The heavy rains and high winds blowing through the region lasted only about 30 minutes, but left hours of clean-up work in their wake and thousands of local Western Massachusetts Electric Co. customers without power.
WMECO reported about a third of Pittsfield -- more than 8,100 homes and business -- lost electricity at the height of the storm, while another 134 experienced an outage in Peru. Company officials said utility crews planned to work through the night restoring power, which is expected to be completed by this evening.
Meanwhile, an 85-year-old man was killed after his motorcycle crashed into a fallen tree that was entangled with live electric wires. The accident occurred on Route 8 in Hinsdale at around 3:30 p.m. just as the storm was moving through the region. Authorities were withholding the biker's identity until family could be notified.
Mother Nature unleashed her fury around 3 p.m., primarily focusing on the center of Berkshire County. While the National Weather Service office in Albany, N.Y., reported winds of up to 60 miles per hour in Pittsfield, forecasters disputed claims by some residents that a tornado blew through the city.
"It was a classic, wet microburst," said meteorologist Steve DiRenzo. "The radar images don't support [that] there was a tornado."
Pittsfield emergency personnel were kept busy responding during and after the storm to numerous calls of down trees, tree limbs and power lines throughout the city -- some of the debris trapping several people in their vehicles. There were no reports of serious injuries.
"I'll bet we had close to 150 calls during and after the storm," said Pittsfield Fire Chief Robert Czerwinski. "Our 911 emergency board was so lit up, some calls rolled over to the Berkshire Sheriff's dispatch."
In Peru, the severe summer weather downed trees and power lines on Middlefield Road, forcing town officials to close the entire stretch of the major connector road between Hinsdale and Middlefield.

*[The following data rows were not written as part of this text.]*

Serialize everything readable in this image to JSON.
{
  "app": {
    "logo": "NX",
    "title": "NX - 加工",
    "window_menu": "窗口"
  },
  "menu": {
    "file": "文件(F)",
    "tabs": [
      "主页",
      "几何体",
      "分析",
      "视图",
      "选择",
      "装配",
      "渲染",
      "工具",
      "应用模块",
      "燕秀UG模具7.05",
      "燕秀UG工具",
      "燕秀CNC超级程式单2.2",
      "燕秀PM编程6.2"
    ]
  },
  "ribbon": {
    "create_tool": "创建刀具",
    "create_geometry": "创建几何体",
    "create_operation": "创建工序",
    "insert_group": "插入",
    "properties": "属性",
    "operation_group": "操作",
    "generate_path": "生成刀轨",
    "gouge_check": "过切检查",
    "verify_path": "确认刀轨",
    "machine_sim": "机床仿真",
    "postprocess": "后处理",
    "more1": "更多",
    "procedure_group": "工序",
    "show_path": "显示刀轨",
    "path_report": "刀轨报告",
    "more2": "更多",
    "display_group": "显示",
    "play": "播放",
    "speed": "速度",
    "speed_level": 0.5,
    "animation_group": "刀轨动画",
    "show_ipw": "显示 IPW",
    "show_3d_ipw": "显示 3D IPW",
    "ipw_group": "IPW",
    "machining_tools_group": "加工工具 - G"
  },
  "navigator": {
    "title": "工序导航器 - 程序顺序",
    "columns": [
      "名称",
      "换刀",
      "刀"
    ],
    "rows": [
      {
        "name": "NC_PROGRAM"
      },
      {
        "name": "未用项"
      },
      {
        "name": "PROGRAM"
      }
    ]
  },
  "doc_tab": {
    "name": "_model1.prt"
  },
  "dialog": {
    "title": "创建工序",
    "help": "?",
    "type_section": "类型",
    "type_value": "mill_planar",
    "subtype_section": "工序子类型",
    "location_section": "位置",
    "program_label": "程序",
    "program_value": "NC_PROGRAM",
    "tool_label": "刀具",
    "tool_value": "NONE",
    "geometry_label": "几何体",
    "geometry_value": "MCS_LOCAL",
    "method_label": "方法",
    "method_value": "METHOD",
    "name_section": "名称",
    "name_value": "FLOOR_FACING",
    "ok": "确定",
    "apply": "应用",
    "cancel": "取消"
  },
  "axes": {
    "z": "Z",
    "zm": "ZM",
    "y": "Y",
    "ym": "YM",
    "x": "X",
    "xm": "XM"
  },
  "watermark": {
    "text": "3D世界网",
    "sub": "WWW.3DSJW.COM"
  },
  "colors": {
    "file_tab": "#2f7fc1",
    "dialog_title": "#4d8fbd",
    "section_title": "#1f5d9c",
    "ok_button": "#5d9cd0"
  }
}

"It was pretty nasty here for about half an hour," said Selectman Edward Richards. "We've started the cleanup and [Western Massachusetts Electric Co.] is on its way."
While storm damage was reported throughout Pittsfield, Wahconah Street -- from the Pittsfield Cemetery to Berkshire Medical Center -- was among the city's hardest hit neighborhoods. Charles Street was one of several side roads blocked off due to storm damage as a large tree dropped onto electric, cable television and telephone lines. The impact bent a pair of utility poles at a 45-degree angle.
Several roads within the Pittsfield Cemetery were impassible as tree damage was strewn about the entire burial grounds, but the damage -- if any -- to headstones was unknown as of late Tuesday night.
Czerwinski, the city's emergency management director, anticipated many municipal employees will be in "major clean-up mode" today.
"It's all hands on deck," he said.
In addition, city workers will be repairing a section of the right field fence at Wahconah Park that toppled during the storm. The damage, in part, lead to the Pittsfield Colonials canceling their doubleheader on Tuesday night.
Team spokesman Chad Cooper expects the fence will be repaired by game time today.
"We have no doubt we will play our doubleheader [at 4 p.m.]," Cooper said.
Material from the Associated Press was used in this report.